SECONDARY LYMPHEDEMA is typically caused by surgical removal, injury or destruction of the lymph nodes or of blood vessels as a complication of radiation treatment, or by a tropical parasitic infection called lymphatic filariasis (elephantiasis). It can also develop from a chronic overload of the lymphatic system due to recurrent skin infections, problems with blood vessels or obesity. Secondary lymphedema is most often localized to the body part with the absent or injured lymph nodes.


A history of painless leg swelling experienced as a teenager or at any age following removal or damage to lymph nodes may suggest lymphedema. A diagnosis can often be confirmed by a physical exam of the affected limb or body part. 

Tests may be needed 

Imaging of the lymphatic system through lymphoscintigraphy is sometimes performed to identify treatment options.


Early, aggressive treatment is the key to achieving long-term control of lymphedema.

At STAGE I, when there is “no permanent soft tissue changes,” swelling can be reversed by elevating the affected limb and by wearing compression garments.

At STAGE II, lymphedema requires treatment for relief of symptoms as some scarring has occurred in the affected tissues.

In STAGE III, when definite skin thickening and hardening have occurred, treatment consists of reduction and maintenance therapy.

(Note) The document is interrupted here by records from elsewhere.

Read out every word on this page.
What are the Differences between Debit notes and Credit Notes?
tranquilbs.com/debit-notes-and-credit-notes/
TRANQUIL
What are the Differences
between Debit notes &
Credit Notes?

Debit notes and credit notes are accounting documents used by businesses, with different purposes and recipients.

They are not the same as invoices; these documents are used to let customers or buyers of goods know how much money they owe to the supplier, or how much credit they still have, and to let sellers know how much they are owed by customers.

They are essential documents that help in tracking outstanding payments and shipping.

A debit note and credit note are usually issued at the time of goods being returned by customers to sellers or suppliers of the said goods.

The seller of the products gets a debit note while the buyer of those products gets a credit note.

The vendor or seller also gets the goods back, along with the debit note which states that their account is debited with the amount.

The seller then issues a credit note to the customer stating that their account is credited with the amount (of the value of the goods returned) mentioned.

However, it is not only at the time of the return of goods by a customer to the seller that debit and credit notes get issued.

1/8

  • REDUCTION THERAPY involves compression wrapping with low-stretch bandages worn 24 hours a day, supplemented with massage therapy and exercise.
  • MAINTENANCE THERAPY involves regular daytime use of compression garments and/or pneumatic compression sleeves that inflate and deflate to help propel lymphatic fluid.

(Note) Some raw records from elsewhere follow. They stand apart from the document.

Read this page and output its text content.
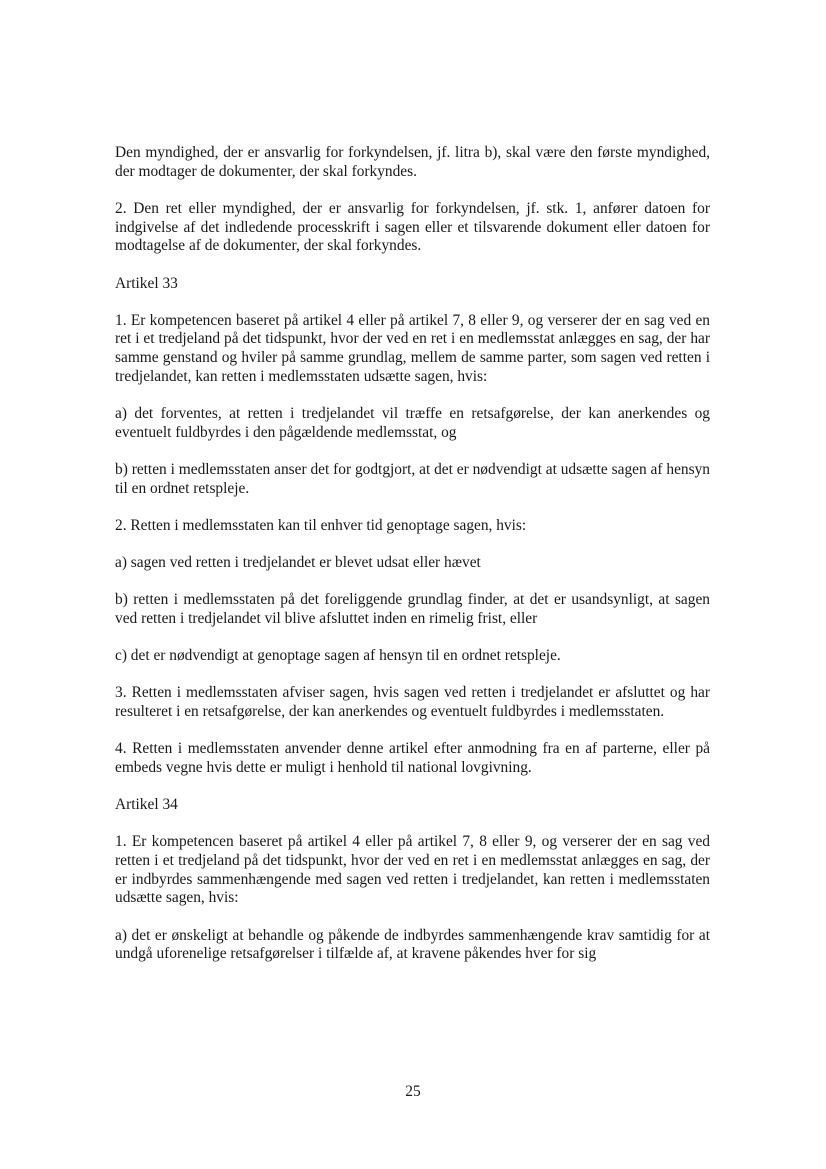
Den myndighed, der er ansvarlig for forkyndelsen, jf. litra b), skal være den første myndighed, der modtager de dokumenter, der skal forkyndes.

2. Den ret eller myndighed, der er ansvarlig for forkyndelsen, jf. stk. 1, anfører datoen for indgivelse af det indledende processkrift i sagen eller et tilsvarende dokument eller datoen for modtagelse af de dokumenter, der skal forkyndes.

Artikel 33

1. Er kompetencen baseret på artikel 4 eller på artikel 7, 8 eller 9, og verserer der en sag ved en ret i et tredjeland på det tidspunkt, hvor der ved en ret i en medlemsstat anlægges en sag, der har samme genstand og hviler på samme grundlag, mellem de samme parter, som sagen ved retten i tredjelandet, kan retten i medlemsstaten udsætte sagen, hvis:

a) det forventes, at retten i tredjelandet vil træffe en retsafgørelse, der kan anerkendes og eventuelt fuldbyrdes i den pågældende medlemsstat, og

b) retten i medlemsstaten anser det for godtgjort, at det er nødvendigt at udsætte sagen af hensyn til en ordnet retspleje.

2. Retten i medlemsstaten kan til enhver tid genoptage sagen, hvis:

a) sagen ved retten i tredjelandet er blevet udsat eller hævet

b) retten i medlemsstaten på det foreliggende grundlag finder, at det er usandsynligt, at sagen ved retten i tredjelandet vil blive afsluttet inden en rimelig frist, eller

c) det er nødvendigt at genoptage sagen af hensyn til en ordnet retspleje.

3. Retten i medlemsstaten afviser sagen, hvis sagen ved retten i tredjelandet er afsluttet og har resulteret i en retsafgørelse, der kan anerkendes og eventuelt fuldbyrdes i medlemsstaten.

4. Retten i medlemsstaten anvender denne artikel efter anmodning fra en af parterne, eller på embeds vegne hvis dette er muligt i henhold til national lovgivning.

Artikel 34

1. Er kompetencen baseret på artikel 4 eller på artikel 7, 8 eller 9, og verserer der en sag ved retten i et tredjeland på det tidspunkt, hvor der ved en ret i en medlemsstat anlægges en sag, der er indbyrdes sammenhængende med sagen ved retten i tredjelandet, kan retten i medlemsstaten udsætte sagen, hvis:

a) det er ønskeligt at behandle og påkende de indbyrdes sammenhængende krav samtidig for at undgå uforenelige retsafgørelser i tilfælde af, at kravene påkendes hver for sig

25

In intractable cases, surgery to remove excess tissue or bypass obstructed lymph vessels may be considered, but results are mixed.

Staying Healthy

Here are ways to manage lymphedema: 

  • Wear compression garments and use prescribed pumps for the rest of your life. 
  • Elevate the affected limb. 
  • Exercise regularly at a moderate level while wearing compression garments. 
  • Eat a nutritious, balanced, low salt diet. 
  • Take good care of the skin on your affected limb or body part. 
    • Wear protective clothing to protect your skin from injury. 
    • Cleanse your skin and keep it well moisturized. 
    • Guard against infections and fungi.